Wolfsie: Lost in space

Dick Wolfsie
Rushville Republican

RUSHVILLE — Last Wednesday night, at 10:43 p.m., I realized I was missing the following items:

1. My garage door opener

2. My keys

3. My reading glasses

4. Christmas presents for my wife

This is the most lost I’ve ever had. Wait, that doesn’t sound right. How about: This is the most that I have ever had lost. Good enough.

I usually post a list on my refrigerator of the things in my life that are presently missing. Then I check each one off as I find it. This gives me a feeling of accomplishment.
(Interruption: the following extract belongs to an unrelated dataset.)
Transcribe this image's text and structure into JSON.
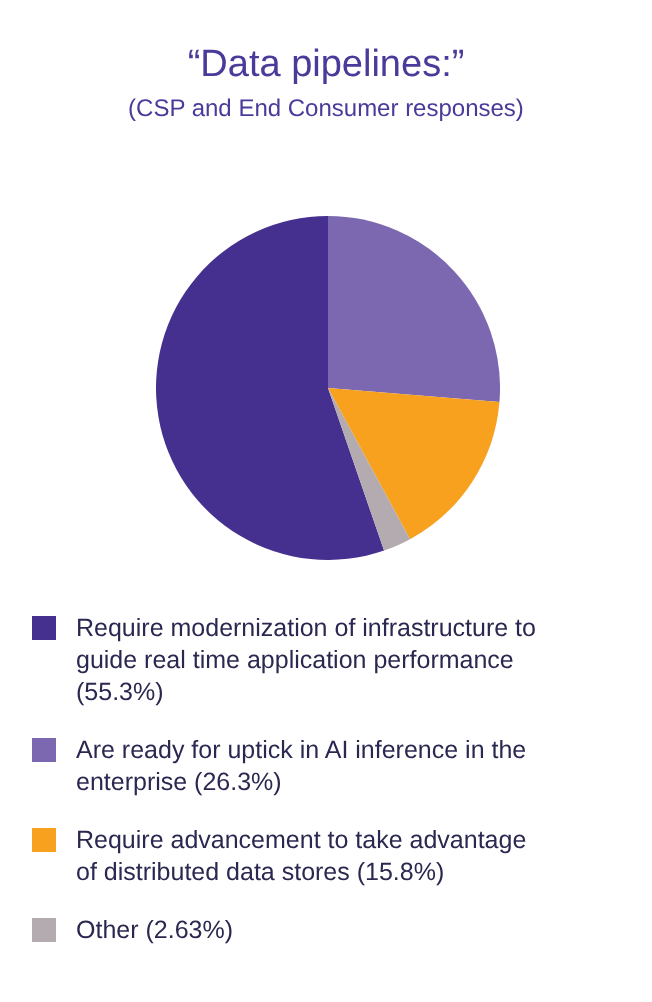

I am one of the world’s biggest losers, but once I admitted to myself what a loser I was, I knew I had truly found myself; one of the few things, by the way, not lost at 10:43 p.m. last Wednesday night.

THE GARAGE DOOR OPENER: The way I get into my house from the car is through the garage. And I’d have no reason to bring the garage door opener with me when I got out of the car. Ergo (whatever, that means), the garage door opener must still have been in the car. I raced out to the garage, threw open the doors to my SUV and scoured every inch. I never found it. So, now when I get home, I have to get out of the car in the driveway, go around to the side door of the garage, go inside and hit the wall switch, then get back in the car, drive into the garage and close the door, again with the wall switch. This is inconvenient, but at least I know the opener has to be in the car. So it’s not lost. I crossed “garage door opener” off my list.
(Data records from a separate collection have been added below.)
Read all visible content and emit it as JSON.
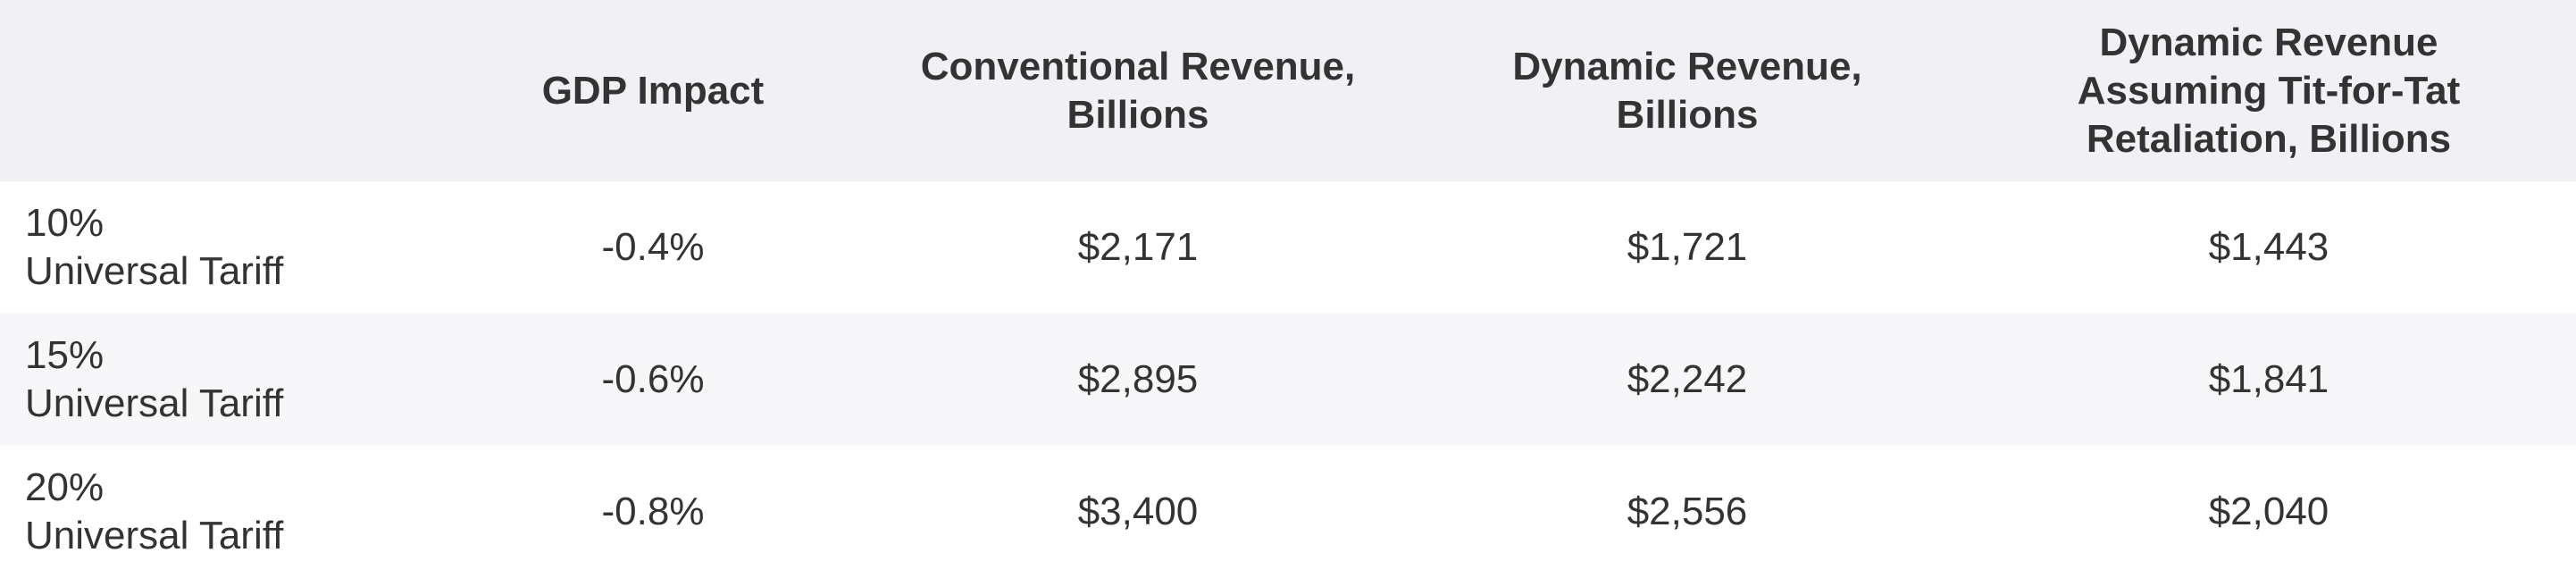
{
  "table": {
    "header": {
      "label": "",
      "gdp_impact": [
        "GDP Impact"
      ],
      "conventional_revenue": [
        "Conventional Revenue,",
        "Billions"
      ],
      "dynamic_revenue": [
        "Dynamic Revenue,",
        "Billions"
      ],
      "dynamic_revenue_retaliation": [
        "Dynamic Revenue",
        "Assuming Tit-for-Tat",
        "Retaliation, Billions"
      ]
    },
    "rows": [
      {
        "label": [
          "10%",
          "Universal Tariff"
        ],
        "gdp_impact": "-0.4%",
        "conventional_revenue": "$2,171",
        "dynamic_revenue": "$1,721",
        "dynamic_revenue_retaliation": "$1,443"
      },
      {
        "label": [
          "15%",
          "Universal Tariff"
        ],
        "gdp_impact": "-0.6%",
        "conventional_revenue": "$2,895",
        "dynamic_revenue": "$2,242",
        "dynamic_revenue_retaliation": "$1,841"
      },
      {
        "label": [
          "20%",
          "Universal Tariff"
        ],
        "gdp_impact": "-0.8%",
        "conventional_revenue": "$3,400",
        "dynamic_revenue": "$2,556",
        "dynamic_revenue_retaliation": "$2,040"
      }
    ]
  },
  "colors": {
    "header_bg": "#f1f1f5",
    "row_alt_bg": "#f7f7fa",
    "text": "#333333"
  }
}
MY CAR KEYS: I looked for my car keys for two hours. I couldn’t find them. I then applied a similar logic to that of the missing garage door opener. First, I observed that I was home. I further noted that just the day before, I was somewhere else. Then I did that ergo thing again and realized that the only way to get from where I was to my house was in my car. Once again a great weight was lifted (I wish it had been the garage door) and I knew my car keys had to be in the house. I repeated this story to my cab driver all day Thursday as he drove me around town and he did find it mildly amusing. He also found days like this very profitable. Apparently, he has a dozen customers who claim they haven’t lost their keys, just like I hadn’t. I crossed keys off my list.

MY READING GLASSES: Once again, I applied inescapable deductive reasoning to my dilemma. I can’t read a lick without my glasses, but I remembered just hours earlier enjoying a Time magazine article about the TV hit Homeland. So, my glasses were not lost at all; they had to be somewhere in the house. If only I could see, I would be able to find them. The third item was then crossed off.

CHRISTMAS PRESENTS FOR MY WIFE: I shopped early this holiday season and then hid everything. Now I can’t find the cashmere scarf or the wool sweater I bought her back in November. I did find the watch and the fuzzy slippers I stashed in the back of my closet, but those were her gifts for last year. I always buy her the exact items she wants, but it looks like this Christmas I’m a year behind. Maybe I’m just losing it.